For the past 30 years, looking for my Christmas sermon was part of my annual holiday tradition. My mother used to say that it took the place of my childhood tradition of searching for unwrapped, but carefully hidden Christmas presents. This year, I don’t have to look for a sermon, as I’m no longer preaching at Christmas. However, I do want to share with you reflections on a Christmas past that has come full circle.
During the last year of my mother’s life, I attended the Christmas party in the memory unit of Judson Park, the retirement community where my mother lived. I joined the holiday festivities with some 14 of my mother’s companions, their caregivers, and a small handful of spouses and children.
My mother’s peers were a fascinating group of women and men who, in their prime, were doctors, dentists, lawyers, nurses, therapists, college professors, business executives, sales clerks, homemakers, civic volunteers, and church leaders. Due to dementia and memory loss, they were living in a small and protected world, vulnerable and dependent on the care, compassion and respect of others.
I walked into the unit singing “We Wish You a Merry Christmas,” and then offered hugs, kisses and season’s greetings all around. My mother looked up, smiled and greeted me with her usual: “Where did you come from?” And as usual, I responded: “Mars,” as I sat down next to her.
For the following 30 minutes or so, we sipped wine and coffee, ate cookies and brownies, opened bags of candy and ornaments prepared by local school children, and listened to Christmas carols and sentimental holiday music played on the piano by a delightful Jewish cantor.
With the evening coming to a close, the pianist began the familiar refrain of “Silent Night.” I put my arm around my mom and started to sing, and so did she. I glanced around the room at this little community of women and men who probably could not have told you what they had eaten for dinner, and most of them were singing or humming as well. I saw two other daughters and one son with arms around their moms, and I realized that we all had tears in our eyes. Here we were: adult children holding our vulnerable, elderly mothers in our arms as they had held us when we were young; middle-aged children laughing, singing and playing with our aging mothers who now saw the world through the eyes of a child; grown-up children helping our mothers eat cookies and drink from their cups in the same way they had helped us when we were little.
In the singing, feeding and holding of our vulnerable mothers, we - their daughters and sons, the fruit of their wombs - were given permission to be vulnerable. After all, they were still our moms.
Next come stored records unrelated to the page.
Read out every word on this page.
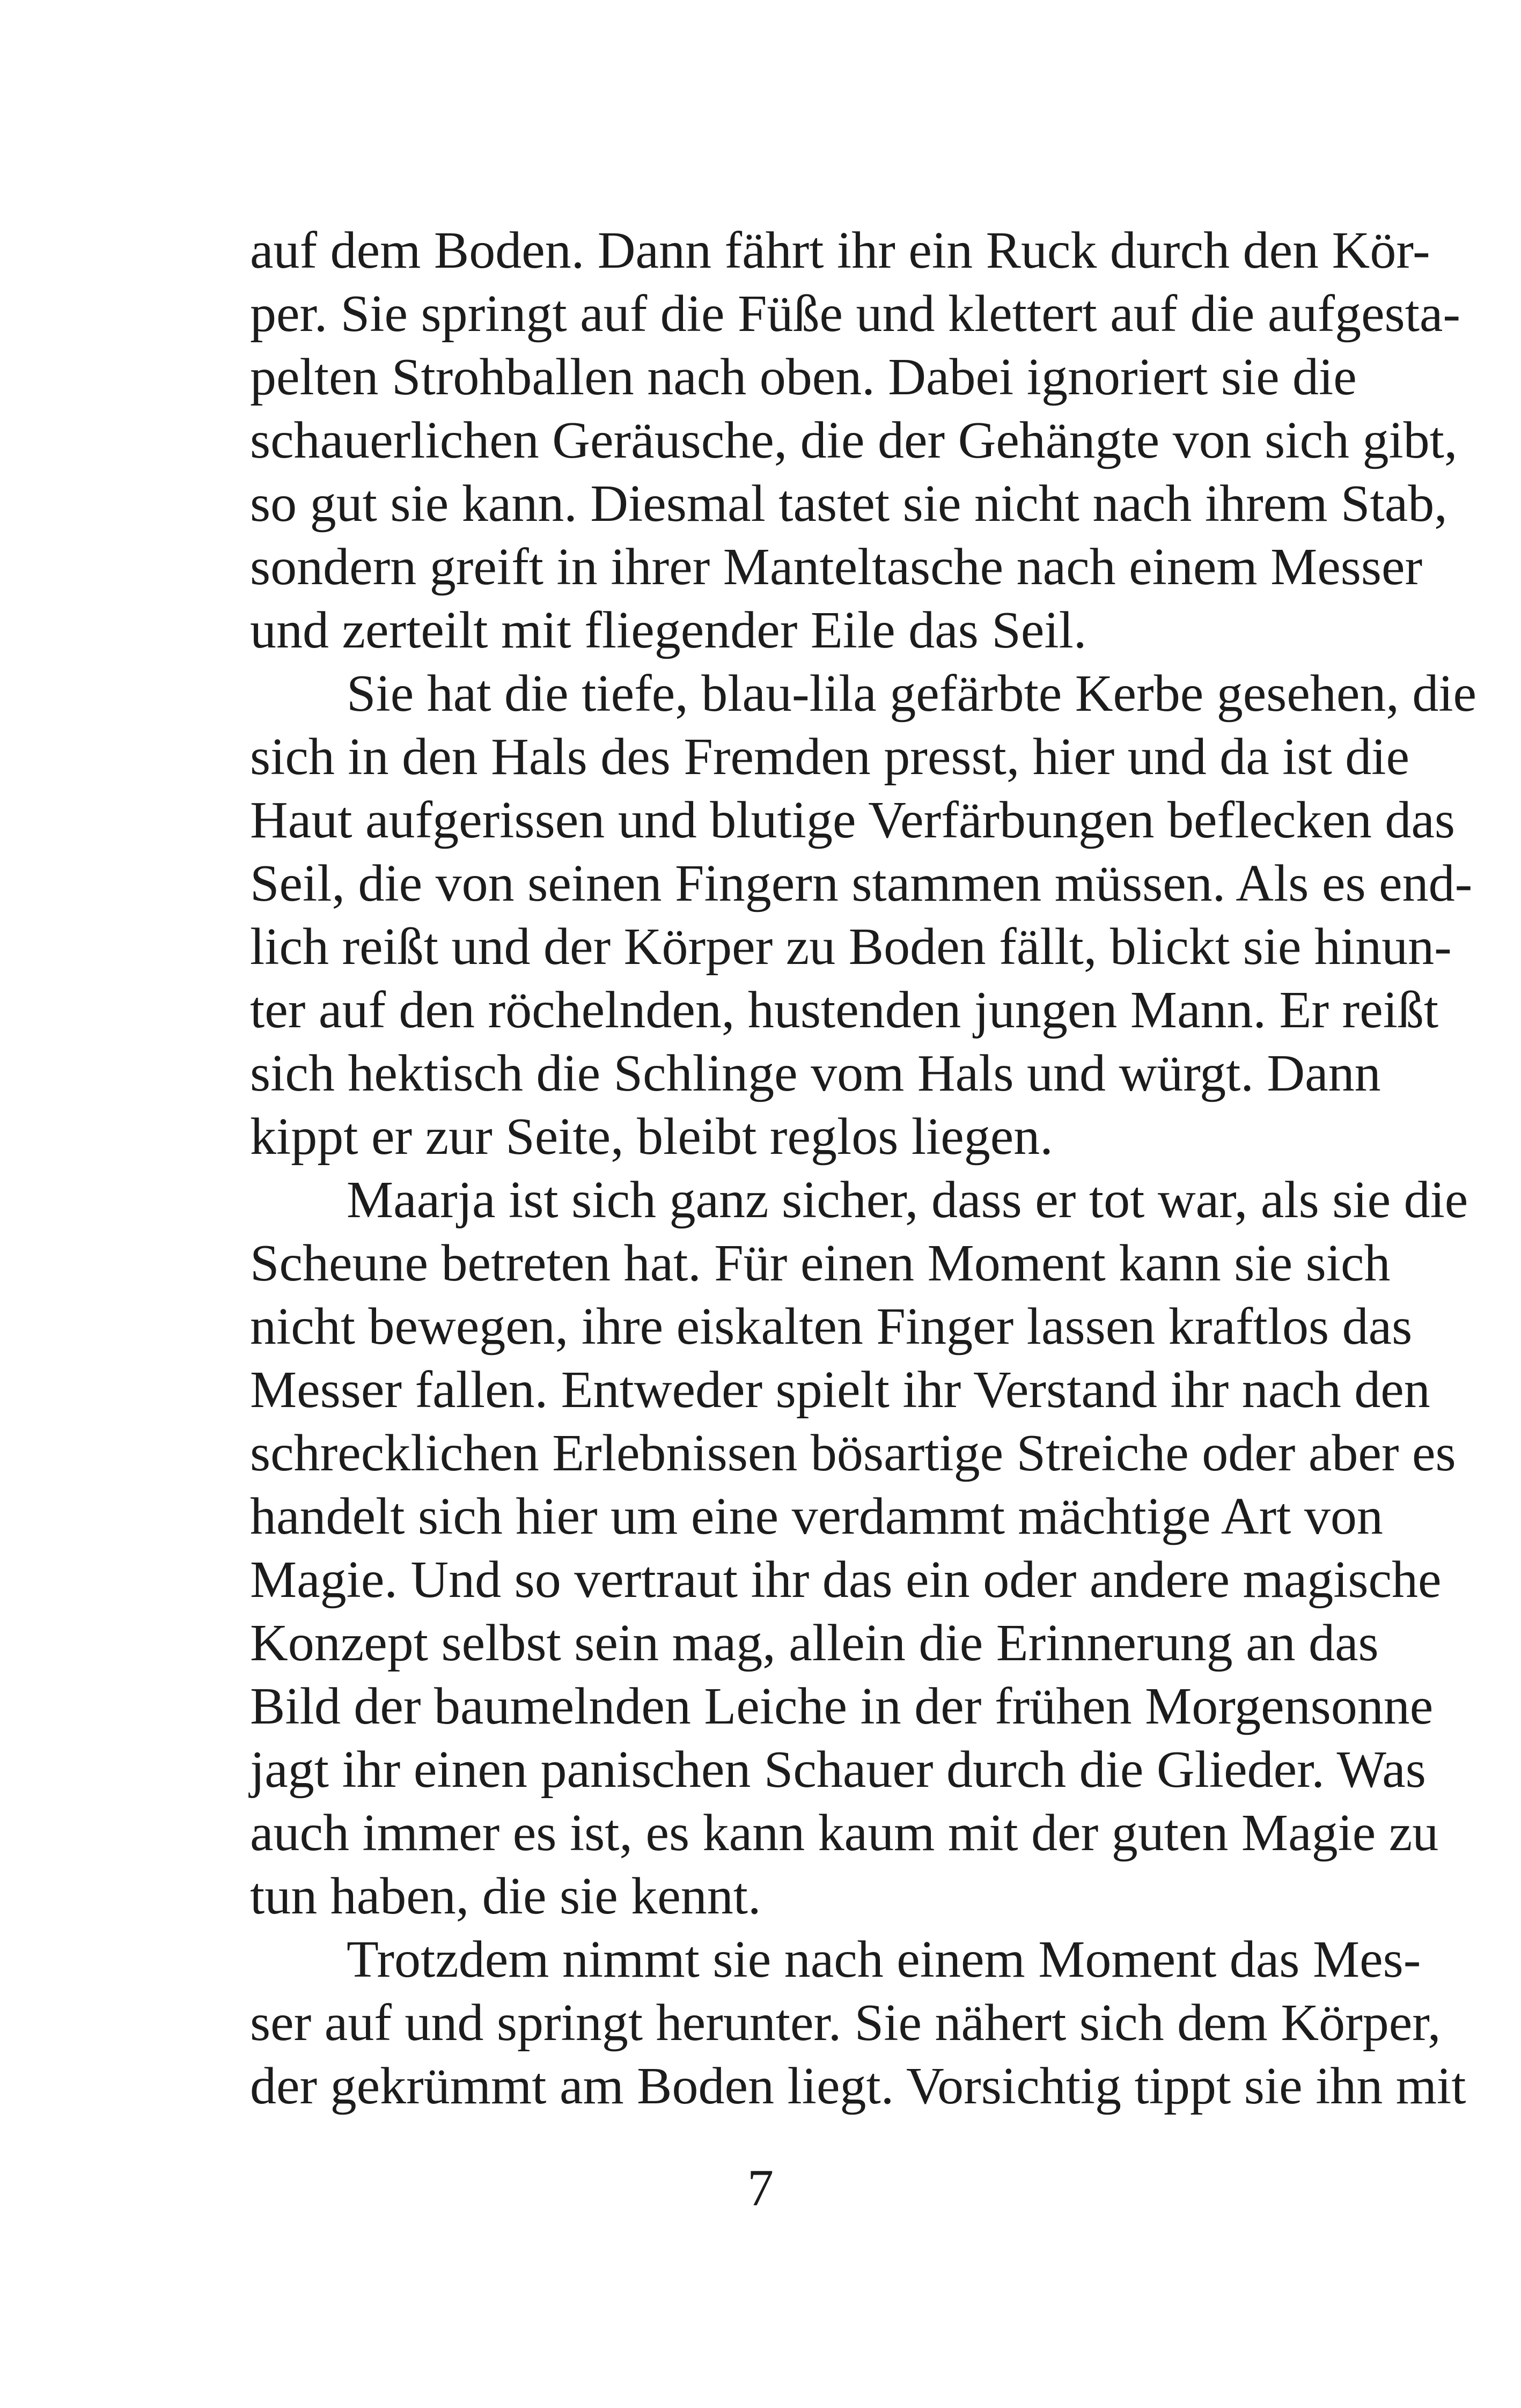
auf dem Boden. Dann fährt ihr ein Ruck durch den Kör-
per. Sie springt auf die Füße und klettert auf die aufgesta-
pelten Strohballen nach oben. Dabei ignoriert sie die
schauerlichen Geräusche, die der Gehängte von sich gibt,
so gut sie kann. Diesmal tastet sie nicht nach ihrem Stab,
sondern greift in ihrer Manteltasche nach einem Messer
und zerteilt mit fliegender Eile das Seil.
Sie hat die tiefe, blau-lila gefärbte Kerbe gesehen, die
sich in den Hals des Fremden presst, hier und da ist die
Haut aufgerissen und blutige Verfärbungen beflecken das
Seil, die von seinen Fingern stammen müssen. Als es end-
lich reißt und der Körper zu Boden fällt, blickt sie hinun-
ter auf den röchelnden, hustenden jungen Mann. Er reißt
sich hektisch die Schlinge vom Hals und würgt. Dann
kippt er zur Seite, bleibt reglos liegen.
Maarja ist sich ganz sicher, dass er tot war, als sie die
Scheune betreten hat. Für einen Moment kann sie sich
nicht bewegen, ihre eiskalten Finger lassen kraftlos das
Messer fallen. Entweder spielt ihr Verstand ihr nach den
schrecklichen Erlebnissen bösartige Streiche oder aber es
handelt sich hier um eine verdammt mächtige Art von
Magie. Und so vertraut ihr das ein oder andere magische
Konzept selbst sein mag, allein die Erinnerung an das
Bild der baumelnden Leiche in der frühen Morgensonne
jagt ihr einen panischen Schauer durch die Glieder. Was
auch immer es ist, es kann kaum mit der guten Magie zu
tun haben, die sie kennt.
Trotzdem nimmt sie nach einem Moment das Mes-
ser auf und springt herunter. Sie nähert sich dem Körper,
der gekrümmt am Boden liegt. Vorsichtig tippt sie ihn mit
7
The roles were reversed, but the honesty, vulnerability and grace of love remained. There we were – authentically ourselves in this time and space none of us ever thought we would see.
Fast forward four years…This past Sunday, I attended the Festival of Lessons and Carols at the American Cathedral in Paris. As I sat in the pew listening to Christmas readings and songs I know so well, I found myself weeping with uncontrollable tears and shaking with increasingly common tremors. Emily, my beloved partner and amazing spouse, put her arm around me and held me tight as she sang the words to “Silent Night.”
Christmas is about vulnerability. God dared to come into the world in the most vulnerable way possible – a newborn baby. No matter how you understand or explain the complexity of this mystery we call the incarnation, Christmas asserts that the very character of God is revealed in a naked, needy, dependent, gurgling, grubby, smelly, sometimes happy and sometimes cranky, defenseless baby. The infant Jesus had no more ability to care for himself than any other newborn baby, severely disabled adult, or person with advanced dementia, but that is how God chose to come among us on that first Christmas. In Jesus, God became vulnerable so that we would have the courage to be vulnerable and have compassion for the vulnerable among us.
In the incarnation, God cultivated love by becoming vulnerable, and making the Divine Self deeply seen and known, speaking his mind and sharing her heart with a weary world. In Jesus, God appeared on earth as the most weak and defenseless creature imaginable so that we would take him into our hearts and be equally courageous and vulnerable, and then to courageously care for the vulnerable among us, those with whom God is pleased to dwell.
At Christmas, I am reminded that no matter what’s going on in the world or in my own life, when we light the candles and sing “Silent Night,” if I look carefully, I see the face of God; if I listen closely, I hear the voice of God; and if I make myself vulnerable, I feel the love of God enter my heart and be born anew.
And that is my Christmas prayer for each and every one of you. May you look carefully and see the face of God in those around you, may you listen closely and hear the voice of God in those around you, may you make yourself vulnerable and feel the love of God enter your heart this Christmas, and then may you have the compassion and courage to speak out and care for the vulnerable ones with whom God is pleased to dwell.